Over time, I learned enough intellectual tools to be able to argue for anything. The power of logical reasoning is that you can always find an angle to frame your work as useful, novel, and important. The more deeply I understood a topic, the easier it was to invent arguments supporting my perspective. Academic research devolved into a purely intellectual exercise of crafting arguments, and I lost in the church of reason 2.
2 The Church of Reason is a metaphor from the book Zen and the Art of Motorcycle Maintenance
I soon fell into logical and moral nihilism, losing the ability to judge what is truly right and wrong. Furthermore, I learned that pure logic itself is fundamentally unsound, incomplete, and undecidable3. This mindset had profound consequences on my life. I lost interest in doing anything, because, from a strictly logical standpoint, doing “great” research was entirely indistinguishable from doing “bad” research.

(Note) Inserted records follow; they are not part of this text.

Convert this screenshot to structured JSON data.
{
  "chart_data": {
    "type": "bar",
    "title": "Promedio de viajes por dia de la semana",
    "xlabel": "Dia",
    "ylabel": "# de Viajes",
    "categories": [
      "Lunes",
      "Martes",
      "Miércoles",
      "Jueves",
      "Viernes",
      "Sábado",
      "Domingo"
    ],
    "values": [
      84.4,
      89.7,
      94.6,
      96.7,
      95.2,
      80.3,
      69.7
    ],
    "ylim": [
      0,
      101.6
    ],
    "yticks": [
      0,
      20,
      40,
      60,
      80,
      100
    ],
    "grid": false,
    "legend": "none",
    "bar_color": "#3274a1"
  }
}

The cure was finding my leap of faith4—the boundary of logical reasoning where you must unconditionally accept something as true. That final leap of faith boils down to a single question: what is good, and what is not good?
My leap of faith, after many revisions, is this: to add something unique to humanity. I don’t necessarily know exactly what that thing is yet, but I know what it isn’t. If I don’t do a project, but someone else will, then it’s not a true addition to humanity. In those cases, I will just let other people do it, and I will focus on creating value that only I can do.
Conclusion
I’d like to conclude with my fifth mistake: not being ambitious enough. I wasted too much time stuck in local minima—trying to satisfy my ego, maintain a sense of security, and avoid being seen as a failure.
I haven’t yet found the wisdom and courage to navigate my way out, but I hope to eventually leave something valuable to humanity.